Fig 5. FOXM1b overexpression is sufficient to induce genomic instability.

A) Western blot for Flag-tagged FOXM1 expression and transcriptional target proteins in stably expressing U2OS cells induced for 48h with the indicated Doxycycline concentration. B) Micronucleus formation in HBEC3-KT and U2OS transiently expressing FOXM1. Empty vector or FOXM1 were transfected 72h prior to the 18h incubation with cytochalasin. U2OS cells were treated with 1μg/ml Dox. Error bars represent SEM. Student’s t-test. C) Western blot analysis for RPA2 and Chk1 phosphorylation in HBEC3-KT and U2OS cells overexpressing FOXM1 or treated with HU 25μM for 48h or 3mM for 4h.
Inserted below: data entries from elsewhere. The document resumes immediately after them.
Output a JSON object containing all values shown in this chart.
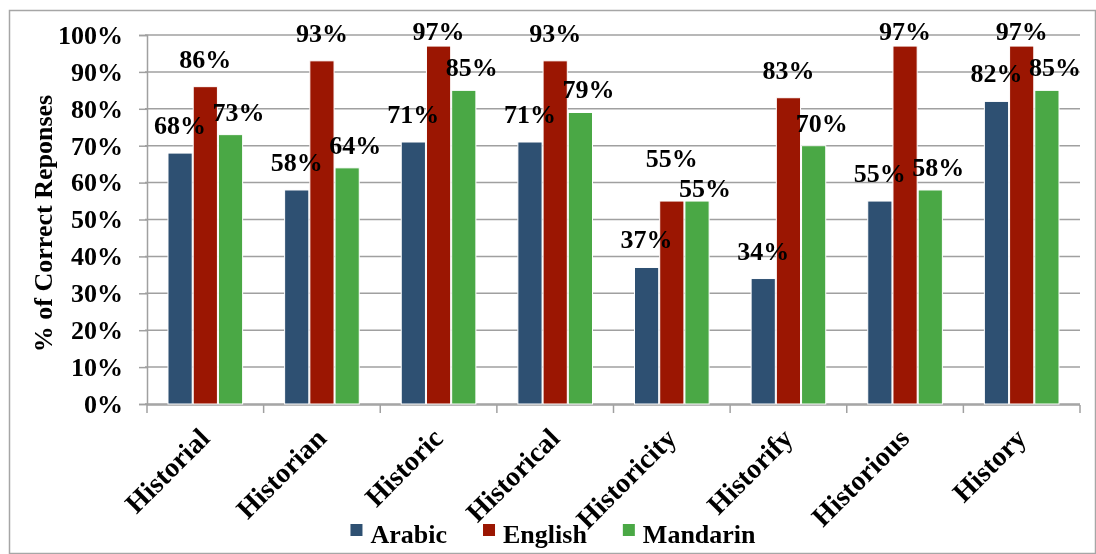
{
  "chart_data": {
    "type": "bar",
    "ylabel": "% of Correct Reponses",
    "categories": [
      "Historial",
      "Historian",
      "Historic",
      "Historical",
      "Historicity",
      "Historify",
      "Historious",
      "History"
    ],
    "series": [
      {
        "name": "Arabic",
        "color": "#2e5072",
        "values": [
          68,
          58,
          71,
          71,
          37,
          34,
          55,
          82
        ],
        "value_labels": [
          "68%",
          "58%",
          "71%",
          "71%",
          "37%",
          "34%",
          "55%",
          "82%"
        ]
      },
      {
        "name": "English",
        "color": "#9b1602",
        "values": [
          86,
          93,
          97,
          93,
          55,
          83,
          97,
          97
        ],
        "value_labels": [
          "86%",
          "93%",
          "97%",
          "93%",
          "55%",
          "83%",
          "97%",
          "97%"
        ]
      },
      {
        "name": "Mandarin",
        "color": "#4aa845",
        "values": [
          73,
          64,
          85,
          79,
          55,
          70,
          58,
          85
        ],
        "value_labels": [
          "73%",
          "64%",
          "85%",
          "79%",
          "55%",
          "70%",
          "58%",
          "85%"
        ]
      }
    ],
    "ylim": [
      0,
      100
    ],
    "yticks": [
      {
        "value": 0,
        "label": "0%"
      },
      {
        "value": 10,
        "label": "10%"
      },
      {
        "value": 20,
        "label": "20%"
      },
      {
        "value": 30,
        "label": "30%"
      },
      {
        "value": 40,
        "label": "40%"
      },
      {
        "value": 50,
        "label": "50%"
      },
      {
        "value": 60,
        "label": "60%"
      },
      {
        "value": 70,
        "label": "70%"
      },
      {
        "value": 80,
        "label": "80%"
      },
      {
        "value": 90,
        "label": "90%"
      },
      {
        "value": 100,
        "label": "100%"
      }
    ],
    "grid": "y",
    "legend": "bottom"
  }
}
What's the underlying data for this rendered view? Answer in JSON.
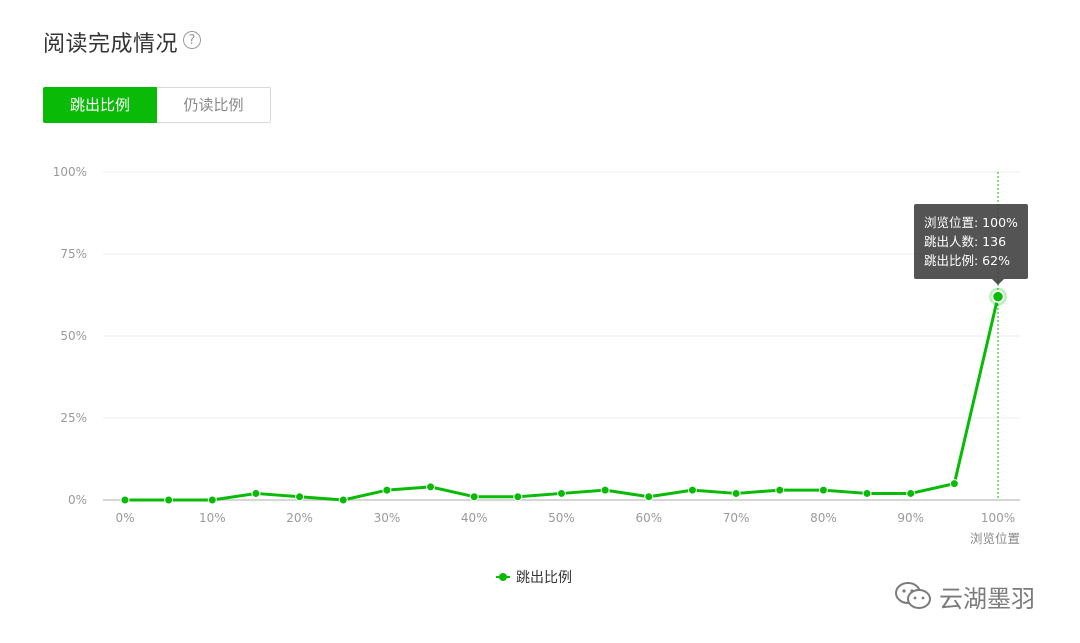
{
  "page": {
    "title": "阅读完成情况",
    "help_glyph": "?"
  },
  "tabs": [
    {
      "label": "跳出比例",
      "active": true
    },
    {
      "label": "仍读比例",
      "active": false
    }
  ],
  "colors": {
    "accent": "#09bb07",
    "grid": "#ececec",
    "axis": "#c8c8c8",
    "tooltip_bg": "#3c3c3c"
  },
  "tooltip": {
    "lines": [
      "浏览位置: 100%",
      "跳出人数: 136",
      "跳出比例: 62%"
    ]
  },
  "watermark": {
    "text": "云湖墨羽",
    "icon": "wechat-icon"
  },
  "chart_data": {
    "type": "line",
    "x": [
      0,
      5,
      10,
      15,
      20,
      25,
      30,
      35,
      40,
      45,
      50,
      55,
      60,
      65,
      70,
      75,
      80,
      85,
      90,
      95,
      100
    ],
    "series": [
      {
        "name": "跳出比例",
        "values": [
          0,
          0,
          0,
          2,
          1,
          0,
          3,
          4,
          1,
          1,
          2,
          3,
          1,
          3,
          2,
          3,
          3,
          2,
          2,
          5,
          62
        ]
      }
    ],
    "x_ticks": [
      0,
      10,
      20,
      30,
      40,
      50,
      60,
      70,
      80,
      90,
      100
    ],
    "x_tick_labels": [
      "0%",
      "10%",
      "20%",
      "30%",
      "40%",
      "50%",
      "60%",
      "70%",
      "80%",
      "90%",
      "100%"
    ],
    "y_ticks": [
      0,
      25,
      50,
      75,
      100
    ],
    "y_tick_labels": [
      "0%",
      "25%",
      "50%",
      "75%",
      "100%"
    ],
    "xlabel": "浏览位置",
    "ylabel": "",
    "xlim": [
      0,
      100
    ],
    "ylim": [
      0,
      100
    ],
    "grid": true,
    "legend_position": "bottom-center",
    "highlighted_x": 100
  }
}
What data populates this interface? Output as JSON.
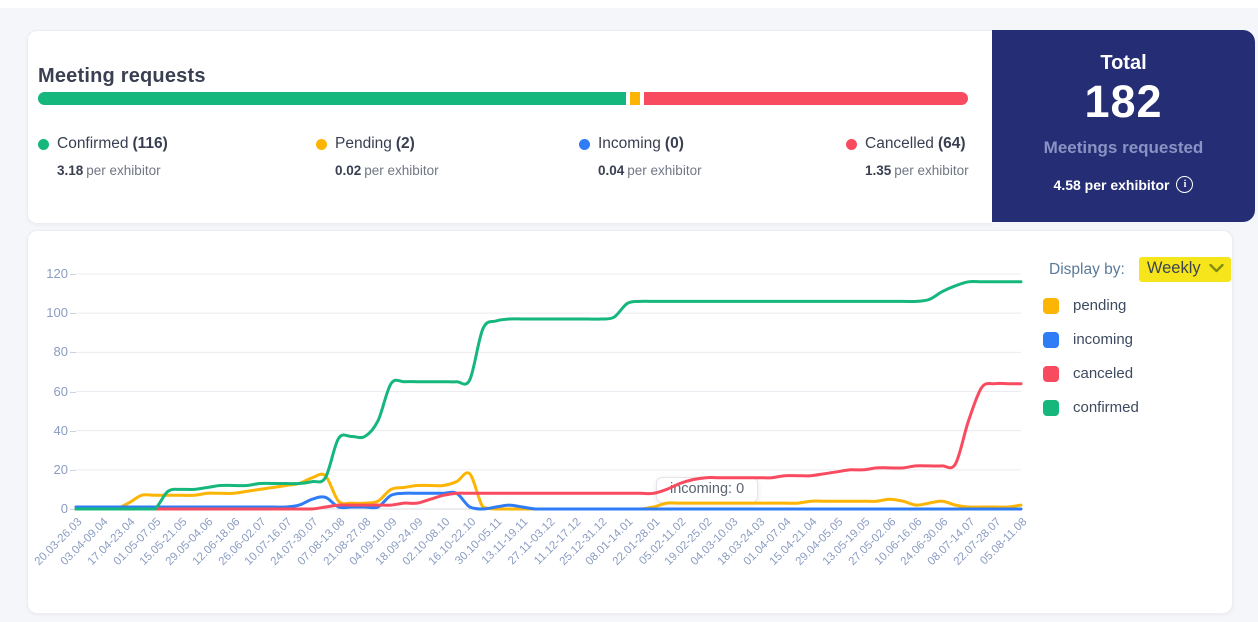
{
  "colors": {
    "confirmed": "#15b77d",
    "pending": "#fcb405",
    "incoming": "#2e7cf6",
    "cancelled": "#f94b5f",
    "navy": "#252e75",
    "highlight": "#f7e51c",
    "grid": "#ebecf1",
    "zero_line": "#d9dbe3"
  },
  "header": {
    "title": "Meeting requests",
    "stats": [
      {
        "key": "confirmed",
        "label": "Confirmed",
        "count": "(116)",
        "count_num": 116,
        "per": "3.18",
        "per_suffix": "per exhibitor",
        "color": "#15b77d"
      },
      {
        "key": "pending",
        "label": "Pending",
        "count": "(2)",
        "count_num": 2,
        "per": "0.02",
        "per_suffix": "per exhibitor",
        "color": "#fcb405"
      },
      {
        "key": "incoming",
        "label": "Incoming",
        "count": "(0)",
        "count_num": 0,
        "per": "0.04",
        "per_suffix": "per exhibitor",
        "color": "#2e7cf6"
      },
      {
        "key": "cancelled",
        "label": "Cancelled",
        "count": "(64)",
        "count_num": 64,
        "per": "1.35",
        "per_suffix": "per exhibitor",
        "color": "#f94b5f"
      }
    ]
  },
  "total_panel": {
    "title": "Total",
    "value": "182",
    "subtitle": "Meetings requested",
    "per": "4.58 per exhibitor"
  },
  "controls": {
    "display_by_label": "Display by:",
    "display_by_value": "Weekly"
  },
  "chart_legend": [
    {
      "label": "pending",
      "color": "#fcb405"
    },
    {
      "label": "incoming",
      "color": "#2e7cf6"
    },
    {
      "label": "canceled",
      "color": "#f94b5f"
    },
    {
      "label": "confirmed",
      "color": "#15b77d"
    }
  ],
  "tooltip": {
    "text": "incoming: 0"
  },
  "chart_data": {
    "type": "line",
    "x_axis": "calendar weeks (dd.mm-dd.mm), one point per week, every 2nd week labeled",
    "x_labels": [
      "20.03-26.03",
      "03.04-09.04",
      "17.04-23.04",
      "01.05-07.05",
      "15.05-21.05",
      "29.05-04.06",
      "12.06-18.06",
      "26.06-02.07",
      "10.07-16.07",
      "24.07-30.07",
      "07.08-13.08",
      "21.08-27.08",
      "04.09-10.09",
      "18.09-24.09",
      "02.10-08.10",
      "16.10-22.10",
      "30.10-05.11",
      "13.11-19.11",
      "27.11-03.12",
      "11.12-17.12",
      "25.12-31.12",
      "08.01-14.01",
      "22.01-28.01",
      "05.02-11.02",
      "19.02-25.02",
      "04.03-10.03",
      "18.03-24.03",
      "01.04-07.04",
      "15.04-21.04",
      "29.04-05.05",
      "13.05-19.05",
      "27.05-02.06",
      "10.06-16.06",
      "24.06-30.06",
      "08.07-14.07",
      "22.07-28.07",
      "05.08-11.08"
    ],
    "x_label_every_n_points": 2,
    "y_ticks": [
      0,
      20,
      40,
      60,
      80,
      100,
      120
    ],
    "ylim": [
      0,
      120
    ],
    "grid": true,
    "legend_position": "right",
    "series": [
      {
        "name": "pending",
        "color": "#fcb405",
        "values": [
          0,
          0,
          0,
          0,
          3,
          7,
          7,
          7,
          7,
          7,
          8,
          8,
          8,
          9,
          10,
          11,
          12,
          13,
          16,
          17,
          4,
          3,
          3,
          4,
          10,
          11,
          12,
          12,
          12,
          14,
          18,
          1,
          0,
          0,
          0,
          0,
          0,
          0,
          0,
          0,
          0,
          0,
          0,
          0,
          1,
          3,
          3,
          3,
          3,
          3,
          3,
          3,
          3,
          3,
          3,
          3,
          4,
          4,
          4,
          4,
          4,
          4,
          5,
          4,
          2,
          3,
          4,
          2,
          1,
          1,
          1,
          1,
          2
        ]
      },
      {
        "name": "incoming",
        "color": "#2e7cf6",
        "values": [
          1,
          1,
          1,
          1,
          1,
          1,
          1,
          1,
          1,
          1,
          1,
          1,
          1,
          1,
          1,
          1,
          1,
          2,
          5,
          6,
          1,
          1,
          1,
          1,
          7,
          8,
          8,
          8,
          8,
          8,
          1,
          0,
          1,
          2,
          1,
          0,
          0,
          0,
          0,
          0,
          0,
          0,
          0,
          0,
          0,
          0,
          0,
          0,
          0,
          0,
          0,
          0,
          0,
          0,
          0,
          0,
          0,
          0,
          0,
          0,
          0,
          0,
          0,
          0,
          0,
          0,
          0,
          0,
          0,
          0,
          0,
          0,
          0
        ]
      },
      {
        "name": "canceled",
        "color": "#f94b5f",
        "values": [
          0,
          0,
          0,
          0,
          0,
          0,
          0,
          0,
          0,
          0,
          0,
          0,
          0,
          0,
          0,
          0,
          0,
          0,
          0,
          1,
          2,
          2,
          2,
          2,
          2,
          3,
          3,
          5,
          7,
          8,
          8,
          8,
          8,
          8,
          8,
          8,
          8,
          8,
          8,
          8,
          8,
          8,
          8,
          8,
          8,
          10,
          13,
          15,
          16,
          16,
          16,
          16,
          16,
          16,
          17,
          17,
          17,
          18,
          19,
          20,
          20,
          21,
          21,
          21,
          22,
          22,
          22,
          23,
          45,
          62,
          64,
          64,
          64
        ]
      },
      {
        "name": "confirmed",
        "color": "#15b77d",
        "values": [
          0,
          0,
          0,
          0,
          0,
          0,
          0,
          9,
          10,
          10,
          11,
          12,
          12,
          12,
          13,
          13,
          13,
          13,
          14,
          16,
          36,
          37,
          37,
          45,
          64,
          65,
          65,
          65,
          65,
          65,
          66,
          92,
          96,
          97,
          97,
          97,
          97,
          97,
          97,
          97,
          97,
          98,
          105,
          106,
          106,
          106,
          106,
          106,
          106,
          106,
          106,
          106,
          106,
          106,
          106,
          106,
          106,
          106,
          106,
          106,
          106,
          106,
          106,
          106,
          106,
          107,
          111,
          114,
          116,
          116,
          116,
          116,
          116
        ]
      }
    ]
  }
}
Fig 6. FOXM1 expression promotes cell transformation.

Triplicate flasks of HBEC3-KT cells were exposed to 4Gy X-ray and transfected at day 4 with the indicated construct. At day 6 post-irradiation, the cells were passaged and samples were collected for micronucleus assay shown in (A). After a month of continuous growth, the cells were tested for growth in soft agar shown in (B). Error bars represent SEM. Student’s t-test and One Way ANOVA with Fisher’s LSD post-test for aptamer and radiation samples. Scale bar = 200 μm.